Return the milk and egg mixture
to the saucepan.

Using a wooden spoon and over a low heat 
stir
until the mixture thickens.
Stir for a further 3 minutes.
Keep an eye on it as you do not want
the custard to stick to the pan. 
I do not own a small non stick pan, but I think
if you have one, I would recommend
that you use it, as
it will prevent the custard 
sticking to the pan.

When cooked, place in a bowl,
cover and allow to cool.


Whilst the custard is cooling,
butter the 4 baking tins.

Roll out the pastry


and place in the baking tins.
Make sure you press the pastry into the sides
of the tin.
Prick the base with a fork to prevent the 
pastry rising whilst in the oven.


Place the pre-cut parchment paper inside
the tart case and place baking beans
on top.

Bake for 10 minutes,
then remove the baking beans and parchment paper.
Return the pastry to the oven for a further
6 minutes or until the pastry cases are baked
and are golden brown.

Allow the pastry cases to cool.


When the pastry cases and custard are cool,
divide the custard between the four pastry cases.

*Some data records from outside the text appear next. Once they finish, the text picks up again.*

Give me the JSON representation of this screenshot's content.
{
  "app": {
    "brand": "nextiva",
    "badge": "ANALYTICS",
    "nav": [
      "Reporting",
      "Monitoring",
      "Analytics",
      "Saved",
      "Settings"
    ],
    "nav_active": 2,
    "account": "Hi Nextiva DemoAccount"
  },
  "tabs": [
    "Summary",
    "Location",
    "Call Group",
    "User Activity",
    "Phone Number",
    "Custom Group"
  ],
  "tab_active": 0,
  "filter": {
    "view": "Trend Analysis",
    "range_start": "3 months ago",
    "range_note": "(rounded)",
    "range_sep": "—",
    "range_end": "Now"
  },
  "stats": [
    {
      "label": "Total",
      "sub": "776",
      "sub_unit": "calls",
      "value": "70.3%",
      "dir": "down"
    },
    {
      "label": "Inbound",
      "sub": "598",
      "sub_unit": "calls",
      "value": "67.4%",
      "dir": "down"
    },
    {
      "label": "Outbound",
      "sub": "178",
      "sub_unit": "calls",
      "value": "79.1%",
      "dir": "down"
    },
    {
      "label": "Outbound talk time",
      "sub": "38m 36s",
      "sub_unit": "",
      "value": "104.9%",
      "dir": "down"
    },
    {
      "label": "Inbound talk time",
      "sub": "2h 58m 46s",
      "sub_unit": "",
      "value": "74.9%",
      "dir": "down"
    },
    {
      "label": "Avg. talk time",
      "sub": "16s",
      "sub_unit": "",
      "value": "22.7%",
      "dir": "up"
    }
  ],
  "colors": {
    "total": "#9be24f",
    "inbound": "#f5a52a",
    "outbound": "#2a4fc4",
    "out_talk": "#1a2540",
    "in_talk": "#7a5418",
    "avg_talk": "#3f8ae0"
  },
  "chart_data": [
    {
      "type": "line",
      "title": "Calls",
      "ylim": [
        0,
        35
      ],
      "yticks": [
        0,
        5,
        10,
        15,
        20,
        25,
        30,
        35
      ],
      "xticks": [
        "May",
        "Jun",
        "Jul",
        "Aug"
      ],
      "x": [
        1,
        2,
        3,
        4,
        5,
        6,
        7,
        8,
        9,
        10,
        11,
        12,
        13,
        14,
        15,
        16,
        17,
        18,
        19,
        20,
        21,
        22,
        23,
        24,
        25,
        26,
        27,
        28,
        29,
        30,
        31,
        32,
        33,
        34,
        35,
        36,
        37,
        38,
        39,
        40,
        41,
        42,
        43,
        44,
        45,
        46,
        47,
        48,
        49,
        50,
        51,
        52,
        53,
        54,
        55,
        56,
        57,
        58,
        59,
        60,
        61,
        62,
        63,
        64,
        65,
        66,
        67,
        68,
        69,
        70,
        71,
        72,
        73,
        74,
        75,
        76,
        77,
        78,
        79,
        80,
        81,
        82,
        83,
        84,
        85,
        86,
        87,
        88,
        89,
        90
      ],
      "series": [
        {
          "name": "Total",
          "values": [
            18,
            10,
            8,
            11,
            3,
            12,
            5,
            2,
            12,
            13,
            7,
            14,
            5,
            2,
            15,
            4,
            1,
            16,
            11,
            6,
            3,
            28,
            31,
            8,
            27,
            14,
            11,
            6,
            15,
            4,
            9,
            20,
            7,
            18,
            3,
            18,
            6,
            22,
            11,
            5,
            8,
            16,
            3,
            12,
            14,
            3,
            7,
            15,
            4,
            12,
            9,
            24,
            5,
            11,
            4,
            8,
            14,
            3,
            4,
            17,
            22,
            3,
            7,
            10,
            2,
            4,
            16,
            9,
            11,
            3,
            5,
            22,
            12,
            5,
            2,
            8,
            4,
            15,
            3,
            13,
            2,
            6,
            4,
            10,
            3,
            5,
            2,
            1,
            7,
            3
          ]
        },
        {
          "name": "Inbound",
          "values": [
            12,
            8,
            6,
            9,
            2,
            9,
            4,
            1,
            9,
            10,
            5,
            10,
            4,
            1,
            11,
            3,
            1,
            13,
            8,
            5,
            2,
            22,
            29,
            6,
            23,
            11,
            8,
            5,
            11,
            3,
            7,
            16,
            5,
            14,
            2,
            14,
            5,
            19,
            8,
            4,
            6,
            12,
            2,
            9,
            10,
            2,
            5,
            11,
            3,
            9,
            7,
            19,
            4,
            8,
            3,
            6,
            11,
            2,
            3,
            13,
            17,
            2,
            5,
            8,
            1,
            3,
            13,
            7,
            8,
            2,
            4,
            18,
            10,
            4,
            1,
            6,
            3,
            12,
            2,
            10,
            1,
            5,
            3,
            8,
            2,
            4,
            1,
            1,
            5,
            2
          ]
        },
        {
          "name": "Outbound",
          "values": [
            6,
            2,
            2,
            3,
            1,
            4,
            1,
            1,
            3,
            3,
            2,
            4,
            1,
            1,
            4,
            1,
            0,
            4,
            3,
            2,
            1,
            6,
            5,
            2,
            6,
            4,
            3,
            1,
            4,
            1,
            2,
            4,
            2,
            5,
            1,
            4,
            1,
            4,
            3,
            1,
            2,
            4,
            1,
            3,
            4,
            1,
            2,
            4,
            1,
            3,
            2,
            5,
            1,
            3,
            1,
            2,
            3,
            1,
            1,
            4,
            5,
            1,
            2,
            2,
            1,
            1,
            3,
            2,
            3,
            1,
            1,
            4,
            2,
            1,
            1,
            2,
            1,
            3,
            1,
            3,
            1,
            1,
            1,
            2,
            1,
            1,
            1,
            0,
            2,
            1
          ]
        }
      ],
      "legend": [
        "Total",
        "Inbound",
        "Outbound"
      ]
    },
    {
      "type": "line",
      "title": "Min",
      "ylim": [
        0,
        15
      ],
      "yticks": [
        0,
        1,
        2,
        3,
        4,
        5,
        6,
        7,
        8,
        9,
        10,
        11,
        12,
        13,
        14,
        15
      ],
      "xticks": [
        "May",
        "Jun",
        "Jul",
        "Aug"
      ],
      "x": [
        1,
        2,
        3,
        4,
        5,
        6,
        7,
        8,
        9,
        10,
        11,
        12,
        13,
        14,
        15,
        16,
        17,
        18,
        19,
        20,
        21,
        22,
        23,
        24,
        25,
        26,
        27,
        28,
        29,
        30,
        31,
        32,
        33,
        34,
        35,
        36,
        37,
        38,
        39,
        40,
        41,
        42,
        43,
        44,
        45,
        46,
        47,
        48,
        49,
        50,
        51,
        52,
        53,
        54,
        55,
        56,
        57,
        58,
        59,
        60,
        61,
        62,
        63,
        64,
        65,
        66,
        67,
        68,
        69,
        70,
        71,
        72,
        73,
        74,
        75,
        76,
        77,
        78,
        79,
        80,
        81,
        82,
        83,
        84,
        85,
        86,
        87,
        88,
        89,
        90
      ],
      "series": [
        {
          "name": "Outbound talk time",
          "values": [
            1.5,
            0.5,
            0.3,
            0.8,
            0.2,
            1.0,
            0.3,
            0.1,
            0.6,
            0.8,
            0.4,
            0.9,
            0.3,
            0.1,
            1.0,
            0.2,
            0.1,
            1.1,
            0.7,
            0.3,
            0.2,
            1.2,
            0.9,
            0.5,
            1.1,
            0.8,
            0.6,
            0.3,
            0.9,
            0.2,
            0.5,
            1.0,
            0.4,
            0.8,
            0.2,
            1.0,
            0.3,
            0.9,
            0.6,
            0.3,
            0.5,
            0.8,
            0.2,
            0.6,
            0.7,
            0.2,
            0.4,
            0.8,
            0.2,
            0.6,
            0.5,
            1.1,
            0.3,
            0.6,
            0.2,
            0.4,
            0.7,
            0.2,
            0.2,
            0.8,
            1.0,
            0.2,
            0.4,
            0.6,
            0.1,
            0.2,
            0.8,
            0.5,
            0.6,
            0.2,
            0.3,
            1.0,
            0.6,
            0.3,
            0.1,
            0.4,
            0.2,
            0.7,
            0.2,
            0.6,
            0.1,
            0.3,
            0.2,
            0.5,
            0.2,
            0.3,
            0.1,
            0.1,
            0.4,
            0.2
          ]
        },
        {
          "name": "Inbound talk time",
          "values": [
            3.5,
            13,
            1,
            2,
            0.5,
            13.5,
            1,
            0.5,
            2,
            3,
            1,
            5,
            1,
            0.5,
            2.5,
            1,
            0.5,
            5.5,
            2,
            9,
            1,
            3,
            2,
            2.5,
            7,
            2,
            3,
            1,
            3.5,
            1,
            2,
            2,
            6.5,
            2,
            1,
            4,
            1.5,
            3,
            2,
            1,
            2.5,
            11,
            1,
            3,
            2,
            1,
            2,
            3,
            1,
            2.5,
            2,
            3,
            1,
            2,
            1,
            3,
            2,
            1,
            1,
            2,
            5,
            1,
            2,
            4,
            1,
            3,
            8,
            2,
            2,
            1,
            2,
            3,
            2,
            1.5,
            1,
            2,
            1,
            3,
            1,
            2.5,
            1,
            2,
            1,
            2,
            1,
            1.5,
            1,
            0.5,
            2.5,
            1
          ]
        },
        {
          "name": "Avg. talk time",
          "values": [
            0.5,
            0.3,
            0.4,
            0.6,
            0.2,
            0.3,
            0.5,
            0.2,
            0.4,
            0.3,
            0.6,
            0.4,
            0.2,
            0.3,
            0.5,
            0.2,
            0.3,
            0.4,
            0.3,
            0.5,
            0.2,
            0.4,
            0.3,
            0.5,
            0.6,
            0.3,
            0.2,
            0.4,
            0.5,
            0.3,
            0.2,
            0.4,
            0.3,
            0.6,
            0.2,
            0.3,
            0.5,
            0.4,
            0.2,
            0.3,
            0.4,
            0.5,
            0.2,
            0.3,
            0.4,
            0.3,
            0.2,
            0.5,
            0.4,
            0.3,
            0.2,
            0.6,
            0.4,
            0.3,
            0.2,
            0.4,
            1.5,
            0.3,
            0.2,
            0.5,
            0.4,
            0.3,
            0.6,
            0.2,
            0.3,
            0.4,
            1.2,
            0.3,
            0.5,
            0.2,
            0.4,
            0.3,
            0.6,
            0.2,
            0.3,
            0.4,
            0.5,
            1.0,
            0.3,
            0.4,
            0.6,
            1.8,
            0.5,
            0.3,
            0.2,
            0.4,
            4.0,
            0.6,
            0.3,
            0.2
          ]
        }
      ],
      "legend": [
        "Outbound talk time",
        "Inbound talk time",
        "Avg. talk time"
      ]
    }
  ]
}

Arrange the fruit on top of
the custard.
This fruit tart has only raspberries and blueberries
as the recipient did not like mango.


I wanted to show you the sides of the
tart, when you bite into the pastry
you will find that it is beautifully crisp.


There is only one thing left to do
and that is,
invite some friends for afternoon tea
and enjoy yourself.

Sometimes I will add a glaze to the tarts, but on this occasion, I decided against it, as I love the freshness of the fruit.

George is still in the kitchen, waiting patiently, as always, for me to say.... yes that is the perfect photograph,  before he can enjoy his tart.... he is lovely, he never complains.

Take care and I will see you on Wednesday.